What Cortina Was to Me: Invigorating

Three of my four college years were spent living and engaging in the Cortina Community. To say these three years were life changing would not be giving them enough credit. In many ways I am both jealous of and excited for the upcoming freshman class for the having the opportunity to be a part of this community when beginning their journey at Creighton. However, I was blessed to be challenged and inspired by my peers, resident advisors, and those whom I served (yes, service was not a one way street) all while being a part of a caring community.

Before becoming a part of Cortina, I was ignorant and happy to be so.  Through our Sunday community time, service sites, and community conversations, I was challenged to actually open my eyes and confront the injustices in our society.  Service at Siena Francis, a local homeless shelter, started as an uncomfortable endeavor for me.  How was I, a 20 year old college student, suppose to connect with someone who lost their home, job, and is struggling with addiction?  For some reason I could not get around the prejudices I walked into Siena Francis with.  However, week after week, I returned to serve breakfast and participate in their weekly celebration of sobriety.  Slowly, I began to get to know the clients of Siena Francis and was able to see them for individuals they were as opposed to defining them by their homelessness.

These moments at Siena Francis, along with a service trip centered around homelessness in Denver, ignited my passion and shaped my post-graduate plans.  By addressing my prejudices and deciding to focusing my energy on the issue of homelessness, I ended up a volunteer at a transitional housing facility in Omak, Washington.  Sure, my case may be slightly more drastic compared to most of my peers, but Cortina provided a safe space where I could confront my ignorant attitude.  I was able to reflect on my beliefs, be exposed to social justice issues, expand my comfort zone and gain meaningful relationships, all of which was done alongside my peers and supervisors.
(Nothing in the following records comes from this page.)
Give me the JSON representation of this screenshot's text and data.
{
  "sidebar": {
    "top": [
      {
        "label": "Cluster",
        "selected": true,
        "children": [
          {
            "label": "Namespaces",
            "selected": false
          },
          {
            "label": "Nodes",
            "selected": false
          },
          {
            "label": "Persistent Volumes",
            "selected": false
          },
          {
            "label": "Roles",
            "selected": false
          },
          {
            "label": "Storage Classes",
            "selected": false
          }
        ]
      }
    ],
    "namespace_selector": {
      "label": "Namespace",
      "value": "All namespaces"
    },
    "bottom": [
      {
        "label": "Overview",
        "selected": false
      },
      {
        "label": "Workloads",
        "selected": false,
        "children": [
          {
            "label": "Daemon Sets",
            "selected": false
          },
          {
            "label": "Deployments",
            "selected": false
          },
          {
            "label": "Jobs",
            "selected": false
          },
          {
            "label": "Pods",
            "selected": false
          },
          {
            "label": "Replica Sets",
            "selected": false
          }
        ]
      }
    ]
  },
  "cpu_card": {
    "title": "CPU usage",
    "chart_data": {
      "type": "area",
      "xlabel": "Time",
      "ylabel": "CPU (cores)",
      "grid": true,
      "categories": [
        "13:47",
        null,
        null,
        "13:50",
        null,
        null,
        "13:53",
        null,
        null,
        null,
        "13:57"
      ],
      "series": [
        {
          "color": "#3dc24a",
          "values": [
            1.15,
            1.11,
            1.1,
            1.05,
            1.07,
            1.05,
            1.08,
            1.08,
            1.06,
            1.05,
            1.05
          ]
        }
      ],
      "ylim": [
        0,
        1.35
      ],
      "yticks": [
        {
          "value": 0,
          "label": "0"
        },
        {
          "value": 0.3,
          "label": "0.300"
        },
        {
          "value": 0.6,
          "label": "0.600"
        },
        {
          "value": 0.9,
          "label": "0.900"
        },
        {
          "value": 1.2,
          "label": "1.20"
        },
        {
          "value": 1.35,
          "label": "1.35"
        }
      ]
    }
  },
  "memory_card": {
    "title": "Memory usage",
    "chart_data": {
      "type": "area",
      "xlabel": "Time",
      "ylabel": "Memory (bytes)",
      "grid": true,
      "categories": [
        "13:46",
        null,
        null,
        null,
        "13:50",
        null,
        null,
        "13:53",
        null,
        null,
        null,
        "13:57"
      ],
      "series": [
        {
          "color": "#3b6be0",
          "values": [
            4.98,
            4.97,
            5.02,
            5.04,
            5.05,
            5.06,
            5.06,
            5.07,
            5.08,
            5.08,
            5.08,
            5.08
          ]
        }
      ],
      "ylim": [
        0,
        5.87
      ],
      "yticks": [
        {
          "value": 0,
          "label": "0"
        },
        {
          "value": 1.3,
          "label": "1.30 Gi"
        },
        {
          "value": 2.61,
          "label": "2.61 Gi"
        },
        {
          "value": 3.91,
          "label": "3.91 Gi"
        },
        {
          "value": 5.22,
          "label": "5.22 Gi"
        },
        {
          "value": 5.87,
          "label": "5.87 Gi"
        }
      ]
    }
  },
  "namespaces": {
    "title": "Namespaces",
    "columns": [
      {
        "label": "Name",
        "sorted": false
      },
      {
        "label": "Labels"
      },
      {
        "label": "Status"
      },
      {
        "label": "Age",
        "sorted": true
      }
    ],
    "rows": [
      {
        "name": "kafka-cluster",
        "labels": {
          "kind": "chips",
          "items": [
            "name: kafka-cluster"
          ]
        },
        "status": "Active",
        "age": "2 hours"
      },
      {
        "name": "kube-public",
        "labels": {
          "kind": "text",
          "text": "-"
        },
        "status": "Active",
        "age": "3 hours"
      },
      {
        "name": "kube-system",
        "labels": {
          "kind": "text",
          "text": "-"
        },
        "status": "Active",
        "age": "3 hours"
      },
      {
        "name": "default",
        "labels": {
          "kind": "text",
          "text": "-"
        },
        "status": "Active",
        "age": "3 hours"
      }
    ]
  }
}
One word to describe my Cortina experience: Invigorating.
-Kayla Zobel
A Cortinian in 2009-2010, A Cortina RA from 2010-2012
kayla zobel

What Cortina Was To Me: Galvanizing

The Cortina experience gave me a very real and human perspective on some of the most pressing social justice issues facing our world today. Most notably, my experience focused heavily on immigration. Through a half-week service trip and weekly volunteering at Pixan Ixim in south Omaha, I was presented with a salient example of the plights of modern immigrants in my own backyard. Relaxing around a dinner table and swapping stories in quasi-Spanglish was the best context for learning about individual immigrants’ decisions for coming to the U.S.,  their unique struggles within our own city, and their hopes and dreams for their lives. Nowhere in textbooks or newspaper articles could I find stories like I heard through immigrants firsthand. Combined with the information I was presented from the Cortina ethics class and conversations with fellow students, the valuable experiences in Cortina gave me a balanced view of the multi-faceted nature of immigration, as well as many other topics such as gay marriage, human trafficking, sustainability, the death penalty, etc.

Though my Cortina experienced has long since ended, the critical lens through which I view social justice issues continues to hone itself within the context of my education, my career decisions, and my political views. As a future dentist, I am cognizant of healthcare difficulties facing immigrants. My aim is to one day provide low-cost dental services to various under-treated populations. As a citizen, I try to be aware of current events affecting unjust practices in our world by listening to NPR, voting, and engaging with people of different worldviews than mine. Truly, the Cortina experience has shaped the way I approach my life. I live with greater gratitude for the opportunities afforded me. However, the concept of social justice mandates more than mere reflection. Social justice demands action, just as love demands action.  And it is through my actions that I hope to continually live out the values I acquired through my time at Creighton and in Cortina.